Der Landkreis Bad Dürkheim hat deshalb einen „Aktionsplan gegen Rechts“ auf seiner Ebene in Gang gesetzt. Diese Präventionsarbeit erfolgt in Zusammenarbeit mit Schulen, Jugendtreffs, Kirchengemeinden und Verwaltungen im Landkreis und ist auf Dauer angelegt.

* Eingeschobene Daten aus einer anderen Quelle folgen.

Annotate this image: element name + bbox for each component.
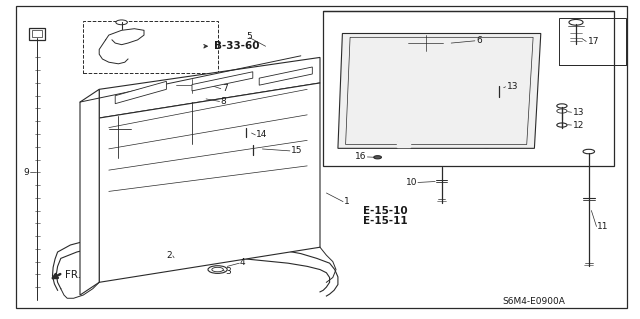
Ellipse shape: [116, 20, 127, 25]
Polygon shape: [80, 89, 99, 295]
Ellipse shape: [408, 37, 444, 49]
Ellipse shape: [402, 34, 450, 52]
Text: 10: 10: [406, 178, 417, 187]
Text: B-33-60: B-33-60: [214, 41, 260, 51]
Polygon shape: [259, 67, 312, 85]
Ellipse shape: [480, 142, 493, 148]
Ellipse shape: [205, 77, 239, 84]
Text: 7: 7: [222, 84, 228, 93]
Polygon shape: [99, 83, 320, 282]
Bar: [83, 21, 218, 73]
Bar: [29, 28, 45, 40]
Ellipse shape: [557, 104, 567, 108]
Text: FR.: FR.: [65, 270, 81, 280]
Ellipse shape: [493, 82, 505, 87]
Ellipse shape: [508, 111, 516, 115]
Polygon shape: [99, 57, 320, 118]
Text: 8: 8: [221, 97, 227, 106]
Ellipse shape: [374, 156, 381, 159]
Text: 13: 13: [507, 82, 518, 91]
Ellipse shape: [176, 80, 208, 92]
Ellipse shape: [569, 19, 583, 25]
Ellipse shape: [179, 115, 205, 124]
Polygon shape: [397, 141, 410, 147]
Text: 17: 17: [588, 37, 599, 46]
Ellipse shape: [362, 39, 374, 44]
Text: 11: 11: [597, 222, 609, 231]
Text: E-15-10: E-15-10: [363, 205, 408, 216]
Text: 1: 1: [344, 197, 350, 206]
Ellipse shape: [248, 142, 258, 146]
Bar: [32, 30, 42, 37]
Ellipse shape: [583, 149, 595, 154]
Ellipse shape: [165, 256, 188, 264]
Ellipse shape: [243, 108, 288, 125]
Ellipse shape: [166, 93, 205, 101]
Ellipse shape: [374, 57, 387, 63]
Ellipse shape: [170, 77, 214, 95]
Ellipse shape: [557, 123, 567, 127]
Text: 3: 3: [225, 267, 231, 276]
Text: 12: 12: [573, 121, 584, 130]
Ellipse shape: [478, 94, 488, 98]
Ellipse shape: [418, 81, 427, 85]
Ellipse shape: [517, 100, 530, 105]
Polygon shape: [192, 72, 253, 91]
Ellipse shape: [170, 258, 182, 262]
Ellipse shape: [270, 73, 302, 79]
Text: 14: 14: [256, 130, 268, 139]
Text: E-15-11: E-15-11: [363, 216, 408, 226]
Ellipse shape: [241, 124, 252, 128]
Bar: [559, 18, 626, 65]
Ellipse shape: [557, 109, 567, 113]
Text: S6M4-E0900A: S6M4-E0900A: [502, 297, 565, 306]
Text: 16: 16: [355, 152, 367, 161]
Text: 9: 9: [23, 168, 29, 177]
Bar: [323, 11, 614, 166]
Ellipse shape: [252, 111, 280, 122]
Text: 15: 15: [291, 146, 303, 155]
Text: 4: 4: [240, 258, 246, 267]
Polygon shape: [115, 81, 166, 104]
Ellipse shape: [108, 130, 129, 138]
Text: 6: 6: [477, 36, 483, 45]
Text: 2: 2: [166, 251, 172, 260]
Text: 13: 13: [573, 108, 584, 117]
Text: 5: 5: [246, 32, 252, 41]
Polygon shape: [338, 33, 541, 148]
Ellipse shape: [124, 90, 158, 98]
Ellipse shape: [208, 266, 227, 273]
Ellipse shape: [212, 267, 223, 272]
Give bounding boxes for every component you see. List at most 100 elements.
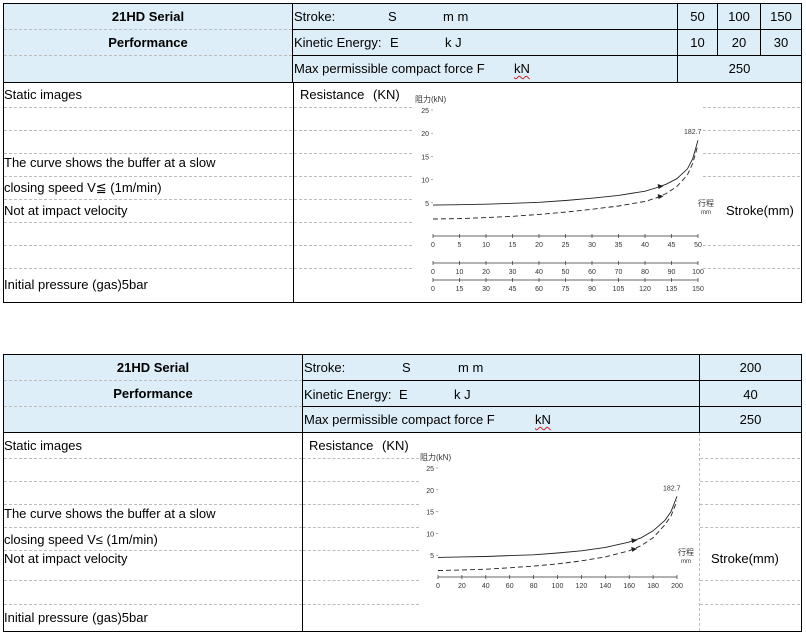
x-tick-label: 75 [562,286,570,293]
divider [4,504,302,505]
border [801,354,802,632]
resistance-stroke-chart-2: 阻力(kN) 5 10 15 20 25 0 20 40 60 80 100 120 140 160 180 2… [420,452,694,590]
border [3,3,801,4]
x-tick-label: 50 [694,242,702,249]
resistance-unit: (KN) [382,438,409,453]
energy-value-2: 20 [731,35,747,50]
divider [303,458,419,459]
border [3,82,801,83]
border [699,354,700,432]
stroke-label: Stroke: [294,9,336,24]
stroke-axis-note: Stroke(mm) [726,203,794,218]
divider [4,604,302,605]
energy-symbol: E [390,35,399,50]
curve-note-line-3: Not at impact velocity [4,203,128,218]
divider [703,176,800,177]
stroke-value-3: 150 [770,9,792,24]
x-tick-label: 30 [482,286,490,293]
border [302,354,303,632]
y-tick-label: 20 [421,131,429,138]
divider [4,153,292,154]
y-tick-label: 15 [426,510,434,517]
x-tick-label: 60 [506,583,514,590]
x-tick-label: 20 [458,583,466,590]
peak-label: 182.7 [663,485,681,492]
stroke-unit: m m [443,9,469,24]
divider [294,199,412,200]
stroke-value-1: 50 [690,9,705,24]
stroke-symbol: S [388,9,397,24]
x-tick-label: 0 [431,269,435,276]
divider [303,580,419,581]
divider [4,268,292,269]
divider [4,222,292,223]
x-tick-label: 10 [456,269,464,276]
x-tick-label: 100 [692,269,704,276]
force-value: 250 [739,412,762,427]
peak-label: 182.7 [684,129,702,136]
compression-curve [432,140,699,206]
energy-label: Kinetic Energy: [294,35,382,50]
force-value: 250 [728,61,751,76]
direction-arrow [657,194,664,200]
stroke-label: Stroke: [304,360,346,375]
x-tick-label: 120 [576,583,588,590]
x-tick-label: 200 [671,583,683,590]
resistance-stroke-chart-1: 阻力(kN) 5 10 15 20 25 0 5 10 15 20 25 30 35 40 45 50 0 10 20… [415,94,714,293]
curve-note-line-2: closing speed V≦ (1m/min) [4,180,162,195]
initial-pressure: Initial pressure (gas)5bar [4,610,148,625]
x-tick-label: 90 [588,286,596,293]
divider [4,55,292,56]
divider [303,527,419,528]
divider [4,176,292,177]
divider [4,406,302,407]
border [3,432,801,433]
divider [4,199,292,200]
table-title: 21HD Serial [116,360,190,375]
y-tick-label: 10 [421,178,429,185]
direction-arrow [657,183,664,189]
y-axis-label: 阻力(kN) [420,452,451,462]
divider [294,222,412,223]
y-tick-label: 20 [426,488,434,495]
border [3,354,801,355]
y-tick-label: 10 [426,531,434,538]
x-tick-label: 90 [668,269,676,276]
border [293,55,801,56]
x-tick-label: 40 [482,583,490,590]
x-tick-label: 180 [647,583,659,590]
x-tick-label: 120 [639,286,651,293]
energy-unit: k J [445,35,462,50]
header-background [3,354,801,432]
divider [700,458,800,459]
border [3,631,801,632]
border [303,406,801,407]
divider [700,481,800,482]
divider [703,153,800,154]
divider [294,268,412,269]
x-tick-label: 0 [431,242,435,249]
divider [4,580,302,581]
direction-arrow [631,546,638,552]
return-curve [437,500,678,571]
table-subtitle: Performance [108,35,188,50]
divider [4,481,302,482]
border [801,3,802,303]
border [292,3,293,83]
x-tick-label: 20 [535,242,543,249]
x-tick-label: 0 [431,286,435,293]
energy-value: 40 [743,387,758,402]
y-tick-label: 25 [421,108,429,115]
y-tick-label: 5 [430,553,434,560]
x-tick-label: 30 [588,242,596,249]
divider [294,245,412,246]
divider [703,107,800,108]
force-unit: kN [514,61,530,76]
x-tick-label: 0 [436,583,440,590]
x-tick-label: 160 [623,583,635,590]
divider [303,481,419,482]
x-tick-label: 50 [562,269,570,276]
stroke-axis-note: Stroke(mm) [711,551,779,566]
divider [700,504,800,505]
x-tick-label: 30 [509,269,517,276]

Die Bemühungen des Landkreises Bad Dürkheim, unter dem Motto „Wir tun was“ Aktionen gegen Extremismus zu unterstützen und Multiplikatoren auszubilden, werden nun auch bundesweit gewürdigt. Im Rahmen des Bundesprogramms „Jugend für Vielfalt, Toleranz und Demokratie – gegen Rechtsextremismus, Fremdenfeindlichkeit und Antisemitismus“ werden die örtlichen Initiativen als Modell für Rheinland-Pfalz durch das Bundesministerium für Familie, Senioren, Frauen und Jugend gefördert. Mit diesem Geld konnte eine
eine externe lokale Koordinierungs-Stelle geschaffen werden, die beim protestantischen Dekanat Bad Dürkheim angesiedelt ist.